Islamabad (Staff Report): Family of the late Asghar Khan on Thursday rejected the Federal Investigation Agency's (FIA) recommendations, requesting the Supreme Court not to close the case.
In their joint reply to a notice in connection with the implementation of the landmark 2012 verdict in the Asghar Khan case, Khan's legal heirs requested that an inquiry in accordance with the SC's six-year-old order be continued.
On Monday, the top court issued notices to the legal heirs of Asghar Khan.
A two-member bench headed by Chief Justice Mian Saqib Nisar resumed hearing the case earlier today regarding non-implementation of its October 19, 2012 judgment.
On Saturday, the Federal Investigation Agency (FIA) recommended the top court to close the case filed by the late air chief marshal Asghar Khan.
The FIA, in its report submitted in the SC, stated that the case is more than 25 years old and therefore relevant banks do not have the details of deposits made at the time. The report added that there are contradictions in the statements of the witnesses.
The report further says that the statements of important witnesses in the case contradict each other, whereas the politicians accused of receiving money have also denied the allegations.
On Friday, the top court announced that it will hear the case on December 31.

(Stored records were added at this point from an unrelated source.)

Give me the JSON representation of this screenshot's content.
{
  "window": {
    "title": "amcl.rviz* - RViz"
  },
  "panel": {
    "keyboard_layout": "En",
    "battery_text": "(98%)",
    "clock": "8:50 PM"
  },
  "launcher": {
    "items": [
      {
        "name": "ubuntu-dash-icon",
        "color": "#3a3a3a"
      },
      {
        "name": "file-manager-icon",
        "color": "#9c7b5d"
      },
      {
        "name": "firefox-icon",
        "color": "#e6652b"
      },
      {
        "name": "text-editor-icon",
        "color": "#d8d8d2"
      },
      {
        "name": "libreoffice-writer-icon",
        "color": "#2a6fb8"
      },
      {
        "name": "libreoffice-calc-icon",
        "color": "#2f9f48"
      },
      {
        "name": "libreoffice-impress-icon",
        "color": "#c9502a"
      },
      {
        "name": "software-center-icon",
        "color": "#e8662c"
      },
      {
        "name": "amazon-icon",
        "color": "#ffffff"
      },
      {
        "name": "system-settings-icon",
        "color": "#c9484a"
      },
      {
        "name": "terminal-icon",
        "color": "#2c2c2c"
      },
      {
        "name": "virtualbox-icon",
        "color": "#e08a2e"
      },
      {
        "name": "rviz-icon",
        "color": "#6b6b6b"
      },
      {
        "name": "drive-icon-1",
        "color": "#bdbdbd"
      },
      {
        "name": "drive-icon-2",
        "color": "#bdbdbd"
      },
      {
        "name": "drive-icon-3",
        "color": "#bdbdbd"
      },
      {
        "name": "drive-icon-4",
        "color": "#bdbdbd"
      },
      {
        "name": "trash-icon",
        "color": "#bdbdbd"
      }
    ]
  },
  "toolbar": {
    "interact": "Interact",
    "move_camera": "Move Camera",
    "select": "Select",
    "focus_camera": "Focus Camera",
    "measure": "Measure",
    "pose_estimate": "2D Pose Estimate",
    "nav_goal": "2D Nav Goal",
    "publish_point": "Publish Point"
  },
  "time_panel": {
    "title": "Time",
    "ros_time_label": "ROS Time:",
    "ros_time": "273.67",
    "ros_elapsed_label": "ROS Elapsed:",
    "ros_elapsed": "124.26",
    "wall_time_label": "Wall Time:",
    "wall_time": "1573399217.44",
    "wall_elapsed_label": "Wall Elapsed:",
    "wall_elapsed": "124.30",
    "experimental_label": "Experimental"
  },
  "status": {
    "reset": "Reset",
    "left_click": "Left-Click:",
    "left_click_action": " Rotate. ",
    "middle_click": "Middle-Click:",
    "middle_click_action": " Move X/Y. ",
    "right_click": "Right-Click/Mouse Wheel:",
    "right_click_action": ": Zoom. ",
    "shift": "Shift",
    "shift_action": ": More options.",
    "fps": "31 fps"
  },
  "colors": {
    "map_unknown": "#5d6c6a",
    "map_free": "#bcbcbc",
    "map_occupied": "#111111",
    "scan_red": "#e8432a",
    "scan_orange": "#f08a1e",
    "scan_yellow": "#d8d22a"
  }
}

The Supreme Court had issued a 141-page verdict on October 19, 2012, ordering legal proceedings against Gen (retd) Aslam Beg and Lt Gen (retd) Asad Durrani in a case filed 16 years ago by former air chief Air Marshal Asghar Khan.
Asghar Khan, who passed away in January this year, was represented in the SC by renowned lawyer Salman Akram Raja.
Khan had petitioned the Supreme Court in 1996 alleging that the two senior army officers and the then-president Ghulam Ishaq Khan had doled out Rs140 million among several politicians ahead of the 1990 polls to ensure Benazir Bhutto's defeat in the polls.
The Islamic Jamhoori Ittehad (IJI), consisting of nine parties including the Pakistan Muslim League, National Peoples Party and Jamaat-e-Islami, had won the 1990 elections, with Nawaz Sharif being elected prime minister. The alliance had been formed to oppose the Benazir Bhutto-led Pakistan Peoples Party.
In 1996, Khan had written a letter to the then Supreme Court Chief Justice Nasim Hassan Shah naming Beg, Durrani and Younis Habib, the ex-Habib Bank Sindh chief and owner of Mehran Bank, about the unlawful disbursement of public money and its misuse for political purposes.
The 2012 apex court judgment, authored by the then-Chief Justice of Pakistan Iftikhar Chaudhry, had directed the Federal Investigation Agency to initiate a transparent investigation and subsequent trial if sufficient evidence is found against the former army officers.
On May 7 this year, Supreme Court of Pakistan had rejected review petitions filed by former army chief Gen Mirza Aslam Beg and the Inter-Services Intelligence (ISI) former chief Gen Asad Durrani against its 2012 verdict in Asghar Khan case , saying both officers would face consequences of their illegal acts.
The SC ruling also has implications for former PM Nawaz Sharif, who had also been accused of receiving money ahead of the 1990 general election. The court also sought a reply from the federal government regarding executing the verdict.